Saturday, July 16, 2016

Impact factors and academic "moneyball"

For those who don't know the term:  Moneyball is the title of a book and a movie about the 2002 Oakland Athletics baseball team, a team with a payroll in the bottom 10% of major league baseball at the time.   They used a data-intensive, analytics-based strategy called sabermetrics to find "hidden value" and "market inefficiencies", to put together a very competitive team despite their very limited financial resources.   A recent (very fun if you're a baseball fan) book along the same lines is this one.  (It also has a wonderful discussion of confirmation bias!)

A couple of years ago there was a flurry of articles (like this one and the academic paper on which it was based) about whether a similar data-driven approach could be used in scientific academia - to predict success of individuals in research careers, perhaps to put together a better department or institute (a "roster") by getting a competitive edge at identifying likely successful researchers.

The central problems in trying to apply this philosophy to academia are the lack of really good metrics and the timescales involved in research careers.  Baseball is a paradise for people who love statistics.  The rules have been (largely) unchanged for over a hundred years; the seasons are very long (formerly 154 games, now 162), and in any game an everyday player can get multiple opportunities to show their offensive or defensive skills.   With modern tools it is possible to get quantitative information about every single pitched ball and batted ball.  As a result, the baseball stats community has come up with a huge number of quantitative metrics for evaluating performance in different aspects of the game, and they have a gigantic database against which to test their models.  They even have devised metrics to try and normalize out the effects of local environment (baseball park-neutral or adjusted stats).

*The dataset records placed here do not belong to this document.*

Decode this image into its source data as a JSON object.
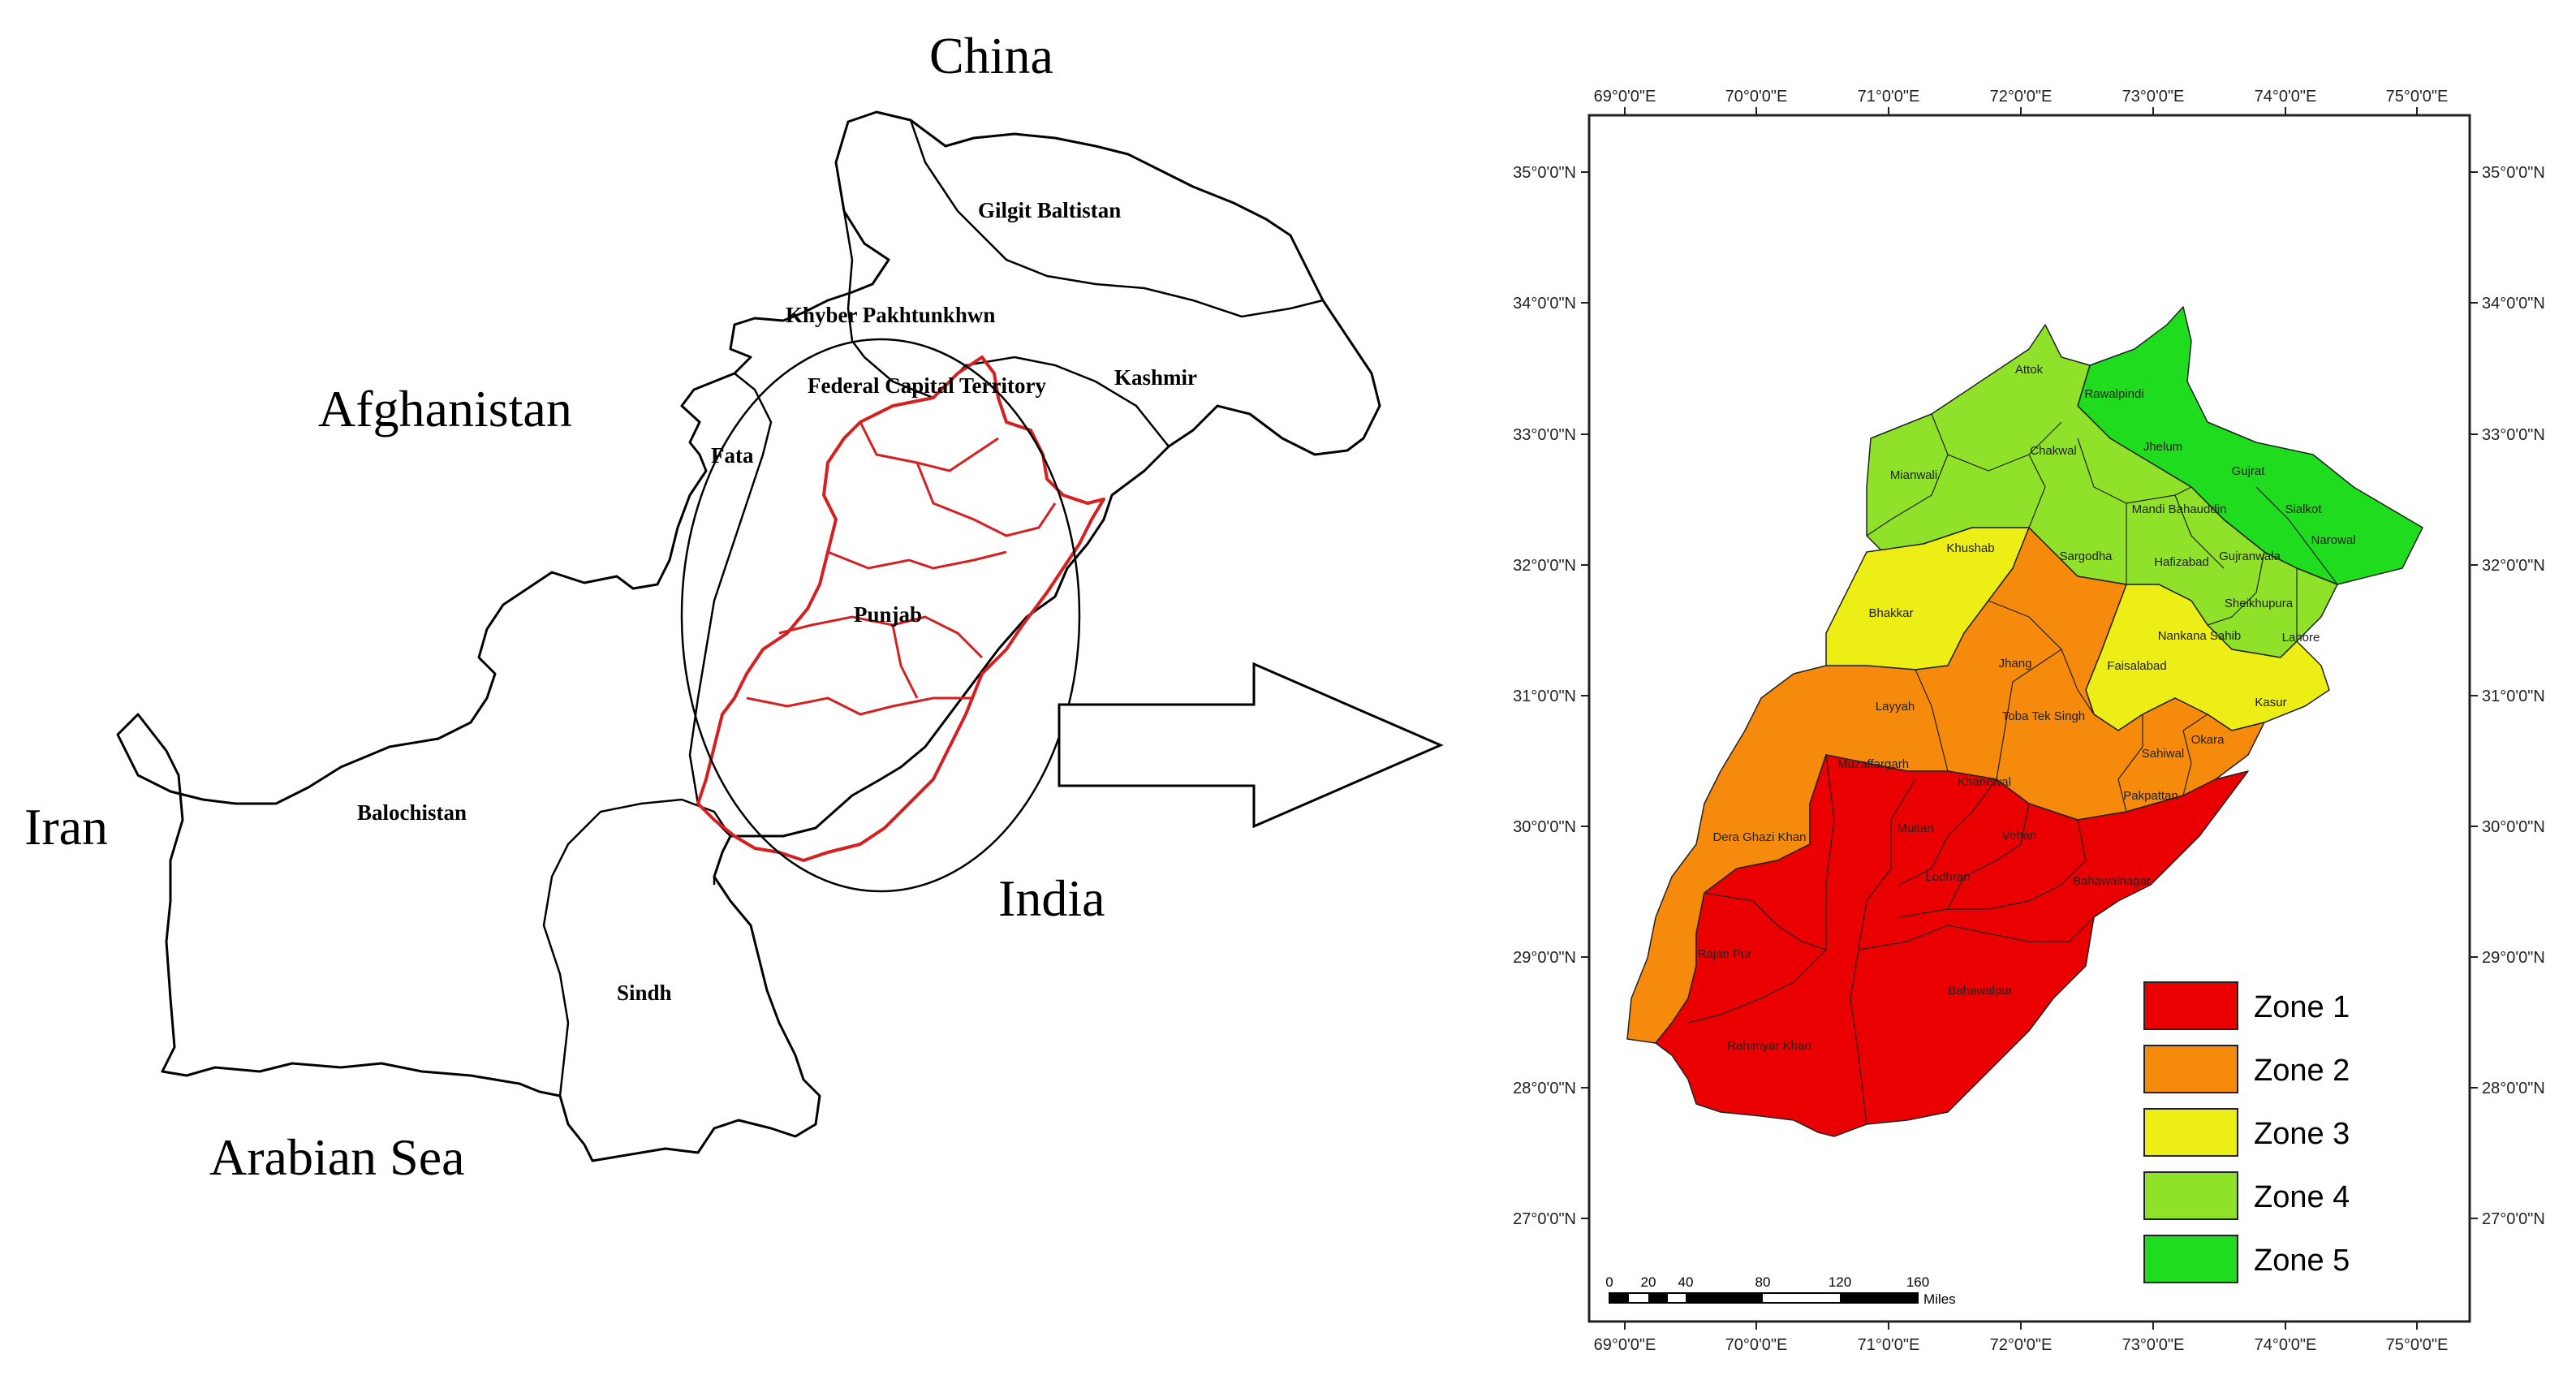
{
  "left_map": {
    "countries": [
      "China",
      "Afghanistan",
      "Iran",
      "India",
      "Arabian Sea"
    ],
    "provinces": [
      "Gilgit Baltistan",
      "Khyber Pakhtunkhwn",
      "Federal Capital Territory",
      "Kashmir",
      "Fata",
      "Punjab",
      "Balochistan",
      "Sindh"
    ]
  },
  "right_map": {
    "lon_ticks": [
      "69°0'0\"E",
      "70°0'0\"E",
      "71°0'0\"E",
      "72°0'0\"E",
      "73°0'0\"E",
      "74°0'0\"E",
      "75°0'0\"E"
    ],
    "lat_ticks": [
      "35°0'0\"N",
      "34°0'0\"N",
      "33°0'0\"N",
      "32°0'0\"N",
      "31°0'0\"N",
      "30°0'0\"N",
      "29°0'0\"N",
      "28°0'0\"N",
      "27°0'0\"N"
    ],
    "districts": [
      {
        "name": "Attok",
        "zone": 4
      },
      {
        "name": "Rawalpindi",
        "zone": 5
      },
      {
        "name": "Chakwal",
        "zone": 4
      },
      {
        "name": "Jhelum",
        "zone": 5
      },
      {
        "name": "Gujrat",
        "zone": 5
      },
      {
        "name": "Mianwali",
        "zone": 4
      },
      {
        "name": "Mandi Bahauddin",
        "zone": 4
      },
      {
        "name": "Sialkot",
        "zone": 5
      },
      {
        "name": "Narowal",
        "zone": 5
      },
      {
        "name": "Khushab",
        "zone": 3
      },
      {
        "name": "Sargodha",
        "zone": 4
      },
      {
        "name": "Hafizabad",
        "zone": 4
      },
      {
        "name": "Gujranwala",
        "zone": 4
      },
      {
        "name": "Sheikhupura",
        "zone": 4
      },
      {
        "name": "Bhakkar",
        "zone": 3
      },
      {
        "name": "Nankana Sahib",
        "zone": 3
      },
      {
        "name": "Lahore",
        "zone": 4
      },
      {
        "name": "Jhang",
        "zone": 2
      },
      {
        "name": "Faisalabad",
        "zone": 3
      },
      {
        "name": "Layyah",
        "zone": 2
      },
      {
        "name": "Toba Tek Singh",
        "zone": 2
      },
      {
        "name": "Kasur",
        "zone": 3
      },
      {
        "name": "Muzaffargarh",
        "zone": 1
      },
      {
        "name": "Khanewal",
        "zone": 1
      },
      {
        "name": "Sahiwal",
        "zone": 2
      },
      {
        "name": "Okara",
        "zone": 2
      },
      {
        "name": "Pakpattan",
        "zone": 2
      },
      {
        "name": "Multan",
        "zone": 1
      },
      {
        "name": "Vehari",
        "zone": 1
      },
      {
        "name": "Dera Ghazi Khan",
        "zone": 2
      },
      {
        "name": "Lodhran",
        "zone": 1
      },
      {
        "name": "Bahawalnagar",
        "zone": 1
      },
      {
        "name": "Rajan Pur",
        "zone": 1
      },
      {
        "name": "Bahawalpur",
        "zone": 1
      },
      {
        "name": "Rahimyar Khan",
        "zone": 1
      }
    ],
    "legend": [
      {
        "label": "Zone 1",
        "color": "#ea0000"
      },
      {
        "label": "Zone 2",
        "color": "#f68a0c"
      },
      {
        "label": "Zone 3",
        "color": "#ecee16"
      },
      {
        "label": "Zone 4",
        "color": "#8fe12a"
      },
      {
        "label": "Zone 5",
        "color": "#1fdc1f"
      }
    ],
    "scale_bar": {
      "ticks": [
        "0",
        "20",
        "40",
        "80",
        "120",
        "160"
      ],
      "unit": "Miles"
    },
    "colors": {
      "outline": "#000000",
      "punjab_outline": "#d42020",
      "background": "#ffffff"
    }
  }
}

Fig. 1, top panel, from this article.  x-axis = # of citations.
The mean of the distribution is strongly affected by the outliers.
In scientific research, there are very few metrics (publications; citation count; impact factor of the journals in which articles are published), and the total historical record available on which to base some evaluation of an early career researcher is practically the definition of what a baseball stats person would call "small sample size".   An article in Nature this week highlights the flaws with impact factor as a metric.  I've written before about this (here and here), pointing out that impact factor is a lousy statistic because it's dominated by outliers, and now I finally have a nice graph (fig. 1 in the article; top panel shown here) to illustrate this.  

So, in academia, the tantalizing fact is that there is almost certainly a lot of "hidden value" out there missed by traditional evaluation approaches.  Just relying on pedigree (where did so-and-so get their doctorate?) and high impact publications (person A must be better than person B because person A published a paper as a postdoc in a high impact glossy journal) almost certainly misses some people who could be outstanding researchers.  However, the lack of good metrics, the small sample sizes, the long timescales associated with research, and enormous local environmental influence (it's just easier to do cutting-edge work at Harvard than at Northern Michigan), all mean that it's incredibly hard to come up with a way to find these people via some analytic approach.  


Anonymous said...

Doug, the Nature article spends a lot of ink (or pixels) explaining what statisticians and economists know all too well: means or "averages" are meaningless in skewed distributions, and medians are the correct statistic (please correct the typo in your caption).

I suspect the reason why the impact factor got defined the way it did, is that a metric that uses median citation numbers would probably not differentiate much between many journals; most journals probably have a median article citation number smaller than 5. And this alone makes the point that this impact factor is a very coarse metric.

We live in a world where decision-makers rely on high-level metrics to make their decisions, or at least to confirm a decision they have already made in the old-fashioned way (like in academic hiring). Impact factors are just one more example of that mindset, and are probably not going to go away so easily. And whatever new metric replaces it, Nature editors will make sure that they still keep their top ranking.

Douglas Natelson said...

Anon, you're right, of course. I agree, both about why IF was designed as it was, the role of high-level (that is, representing complex multivariate properties with a single number) metrics, and the tendency to preserve hierarchies. (Sorry about the caption typo. That was one of those cases where my brain was thinking "median would be much more representative" and thus I typed "median" when the whole point is that "mean" = impact factor = a bad way to describe the information in that distribution.)

Anonymous said...

When metrics are so uncritically and widely sought and used to evaluate humans, certain part of humanity is obviously lost …

Humans are on the brink of deteriorating into modern barbarians.

Anonymous said...

Please scroll down this web site and there is huge report " The metrics tide" .

Douglas Natelson said...

Anon@8:03, thanks! That was very interesting reading.